In Hong Kong, commercial rents are at record highs, bolstered by a negligible 4% vacancy rate in the prime business district and little new office supply coming on line the next several years. Home prices also are at new highs, aided by mainland Chinese buyers who represent nearly 20% of Hong Kong’s residential market and spent almost $1 billion there last year. Supply-and-demand metrics should continue to buttress prices the next several years, with demand projected at 20,000 units annually through 2015, versus the 12,000 units expected to become available each of the next three years.
The scenario is much the same in Singapore, where residential property prices are touching new highs amid rising demand. In September alone, new-home sales jumped 84% from August and were up 46% year-over-year. For the full year, we expect new-home sales in Singapore to reach 21,000 units, up 30% from 2011.

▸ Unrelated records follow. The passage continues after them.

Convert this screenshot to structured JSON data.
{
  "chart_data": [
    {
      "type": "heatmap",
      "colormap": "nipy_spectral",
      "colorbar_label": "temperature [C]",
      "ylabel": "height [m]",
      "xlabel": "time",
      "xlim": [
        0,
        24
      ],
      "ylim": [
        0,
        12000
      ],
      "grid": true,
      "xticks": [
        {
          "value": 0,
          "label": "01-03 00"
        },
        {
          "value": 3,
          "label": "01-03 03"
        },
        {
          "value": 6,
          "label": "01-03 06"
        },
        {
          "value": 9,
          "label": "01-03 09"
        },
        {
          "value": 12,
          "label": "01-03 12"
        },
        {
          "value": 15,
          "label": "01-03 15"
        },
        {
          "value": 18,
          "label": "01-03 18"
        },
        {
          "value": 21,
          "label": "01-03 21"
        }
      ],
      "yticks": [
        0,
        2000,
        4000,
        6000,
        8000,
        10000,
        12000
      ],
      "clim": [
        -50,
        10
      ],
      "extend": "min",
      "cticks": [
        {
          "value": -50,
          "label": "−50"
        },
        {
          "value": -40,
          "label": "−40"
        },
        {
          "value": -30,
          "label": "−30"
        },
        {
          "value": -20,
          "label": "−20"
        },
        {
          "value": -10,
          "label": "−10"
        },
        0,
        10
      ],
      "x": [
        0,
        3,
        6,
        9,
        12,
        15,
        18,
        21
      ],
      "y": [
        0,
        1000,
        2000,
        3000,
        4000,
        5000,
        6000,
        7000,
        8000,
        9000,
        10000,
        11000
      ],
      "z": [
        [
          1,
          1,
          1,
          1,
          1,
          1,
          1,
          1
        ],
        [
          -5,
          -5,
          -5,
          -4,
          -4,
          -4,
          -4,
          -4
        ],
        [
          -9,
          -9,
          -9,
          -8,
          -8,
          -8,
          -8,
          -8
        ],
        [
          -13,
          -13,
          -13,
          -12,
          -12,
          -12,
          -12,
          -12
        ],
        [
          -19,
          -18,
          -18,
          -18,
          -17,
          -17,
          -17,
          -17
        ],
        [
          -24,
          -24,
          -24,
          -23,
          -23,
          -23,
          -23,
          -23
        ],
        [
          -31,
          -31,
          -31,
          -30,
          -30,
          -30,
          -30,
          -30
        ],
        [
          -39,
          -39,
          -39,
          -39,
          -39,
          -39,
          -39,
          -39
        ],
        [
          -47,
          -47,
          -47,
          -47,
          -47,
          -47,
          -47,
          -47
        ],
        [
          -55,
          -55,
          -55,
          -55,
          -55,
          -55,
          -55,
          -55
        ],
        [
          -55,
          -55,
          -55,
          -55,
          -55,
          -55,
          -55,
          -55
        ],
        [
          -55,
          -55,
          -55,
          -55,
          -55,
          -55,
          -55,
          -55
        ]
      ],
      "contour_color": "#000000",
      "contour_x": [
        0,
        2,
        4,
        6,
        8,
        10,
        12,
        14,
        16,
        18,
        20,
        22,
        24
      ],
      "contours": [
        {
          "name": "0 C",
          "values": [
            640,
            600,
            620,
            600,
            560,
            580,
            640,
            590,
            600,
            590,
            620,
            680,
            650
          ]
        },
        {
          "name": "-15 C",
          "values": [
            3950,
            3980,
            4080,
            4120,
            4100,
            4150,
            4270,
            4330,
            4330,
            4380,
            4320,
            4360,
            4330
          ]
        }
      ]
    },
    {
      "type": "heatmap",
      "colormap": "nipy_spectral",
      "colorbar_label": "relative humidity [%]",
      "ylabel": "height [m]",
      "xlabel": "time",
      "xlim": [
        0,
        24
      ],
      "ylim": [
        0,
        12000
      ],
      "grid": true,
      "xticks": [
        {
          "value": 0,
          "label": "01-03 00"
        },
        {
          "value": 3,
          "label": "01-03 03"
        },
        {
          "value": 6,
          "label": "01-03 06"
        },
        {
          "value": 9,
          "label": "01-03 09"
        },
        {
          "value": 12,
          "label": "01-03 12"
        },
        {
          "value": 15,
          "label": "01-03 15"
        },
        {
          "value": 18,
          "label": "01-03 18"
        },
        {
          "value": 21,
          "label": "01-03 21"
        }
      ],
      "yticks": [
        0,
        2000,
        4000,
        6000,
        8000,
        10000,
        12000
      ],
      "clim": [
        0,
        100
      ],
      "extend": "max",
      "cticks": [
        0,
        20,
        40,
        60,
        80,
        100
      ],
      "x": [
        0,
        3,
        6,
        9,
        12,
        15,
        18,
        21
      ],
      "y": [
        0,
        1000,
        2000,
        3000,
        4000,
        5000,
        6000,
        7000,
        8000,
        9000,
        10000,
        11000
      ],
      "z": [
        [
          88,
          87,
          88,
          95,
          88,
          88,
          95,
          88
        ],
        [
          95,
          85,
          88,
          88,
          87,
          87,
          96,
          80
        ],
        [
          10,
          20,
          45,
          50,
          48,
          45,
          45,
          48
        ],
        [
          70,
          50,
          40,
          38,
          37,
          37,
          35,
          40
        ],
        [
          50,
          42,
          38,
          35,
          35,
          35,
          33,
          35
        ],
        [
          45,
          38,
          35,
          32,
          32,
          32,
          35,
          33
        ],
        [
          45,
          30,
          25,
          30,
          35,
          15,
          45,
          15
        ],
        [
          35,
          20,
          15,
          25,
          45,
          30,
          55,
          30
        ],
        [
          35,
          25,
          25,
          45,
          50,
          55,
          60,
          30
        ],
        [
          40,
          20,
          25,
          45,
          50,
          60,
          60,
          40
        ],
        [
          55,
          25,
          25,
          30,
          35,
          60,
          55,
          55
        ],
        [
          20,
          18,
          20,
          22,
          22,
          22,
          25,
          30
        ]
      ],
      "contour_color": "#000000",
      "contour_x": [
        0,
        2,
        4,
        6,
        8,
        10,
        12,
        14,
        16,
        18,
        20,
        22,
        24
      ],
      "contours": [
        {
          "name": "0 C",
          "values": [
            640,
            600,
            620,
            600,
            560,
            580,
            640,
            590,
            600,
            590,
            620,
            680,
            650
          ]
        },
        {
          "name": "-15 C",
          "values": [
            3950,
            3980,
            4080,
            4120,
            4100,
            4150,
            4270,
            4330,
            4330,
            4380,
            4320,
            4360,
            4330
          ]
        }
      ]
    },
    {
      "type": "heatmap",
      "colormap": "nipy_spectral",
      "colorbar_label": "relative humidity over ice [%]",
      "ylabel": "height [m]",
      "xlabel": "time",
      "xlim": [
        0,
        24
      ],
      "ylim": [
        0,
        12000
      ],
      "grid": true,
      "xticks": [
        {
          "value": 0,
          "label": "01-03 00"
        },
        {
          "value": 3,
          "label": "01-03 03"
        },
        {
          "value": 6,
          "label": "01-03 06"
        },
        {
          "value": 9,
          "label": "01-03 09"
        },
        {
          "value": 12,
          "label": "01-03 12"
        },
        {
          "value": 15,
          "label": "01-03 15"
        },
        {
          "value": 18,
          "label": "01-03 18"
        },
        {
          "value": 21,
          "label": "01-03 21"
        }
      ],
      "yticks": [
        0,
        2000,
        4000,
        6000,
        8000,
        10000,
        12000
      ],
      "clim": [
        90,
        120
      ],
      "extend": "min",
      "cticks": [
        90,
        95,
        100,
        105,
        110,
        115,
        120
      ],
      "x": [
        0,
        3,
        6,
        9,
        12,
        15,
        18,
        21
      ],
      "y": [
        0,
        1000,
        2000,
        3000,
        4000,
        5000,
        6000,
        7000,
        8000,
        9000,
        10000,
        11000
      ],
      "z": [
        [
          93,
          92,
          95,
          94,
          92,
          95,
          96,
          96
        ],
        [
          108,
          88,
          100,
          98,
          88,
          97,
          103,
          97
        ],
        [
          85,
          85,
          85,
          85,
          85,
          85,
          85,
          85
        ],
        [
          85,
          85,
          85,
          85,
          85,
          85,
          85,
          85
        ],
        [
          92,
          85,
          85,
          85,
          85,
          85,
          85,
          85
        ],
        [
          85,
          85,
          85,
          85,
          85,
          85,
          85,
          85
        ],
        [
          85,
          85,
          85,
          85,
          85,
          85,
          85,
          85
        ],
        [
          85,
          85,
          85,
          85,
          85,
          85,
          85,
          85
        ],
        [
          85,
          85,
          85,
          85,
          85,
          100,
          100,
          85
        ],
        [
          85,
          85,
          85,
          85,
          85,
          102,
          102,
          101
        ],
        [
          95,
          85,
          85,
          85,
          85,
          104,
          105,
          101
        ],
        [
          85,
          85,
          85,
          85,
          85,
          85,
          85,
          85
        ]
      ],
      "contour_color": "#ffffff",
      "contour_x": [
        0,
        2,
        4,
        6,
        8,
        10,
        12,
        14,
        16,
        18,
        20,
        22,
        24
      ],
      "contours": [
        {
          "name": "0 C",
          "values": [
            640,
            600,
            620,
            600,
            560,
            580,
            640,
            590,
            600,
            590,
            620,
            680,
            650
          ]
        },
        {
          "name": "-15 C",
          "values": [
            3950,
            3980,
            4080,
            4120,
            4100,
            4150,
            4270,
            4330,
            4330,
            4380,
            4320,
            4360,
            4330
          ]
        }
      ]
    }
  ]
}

Extremely low interest rates, combined with surging rental demand (and thus rents), are helping drive the Hong Kong and Singapore property markets, creating a positive and widening spread between rental property yields and government bonds. Other factors include unemployment rates of 3% in Hong Kong and 2% in Singapore; rising “upgrade” demand from commercial and residential tenants; and favorable changes in regional demographics. Singapore, for example, added 100,000 new foreign workers in 2011, the majority in high-paying professional jobs.
To be sure, the protracted crisis in Europe has been a drag on these and other trade-dependent Asian economies. However, in Hong Kong, both imports and exports rebounded somewhat in August—the most recent month available—as a pickup in demand from China and Japan outpaced the drop-off from Europe, ending two months of trade contraction. And in Singapore, August’s headline inflation hit a nearly two-year low, clearing the way for monetary authorities to potentially relax policy and ease currency appreciation. Such a move should bolster real GDP growth, which Consensus Economics already is forecasting will rise to 3.6% in both Singapore and Hong Kong next year.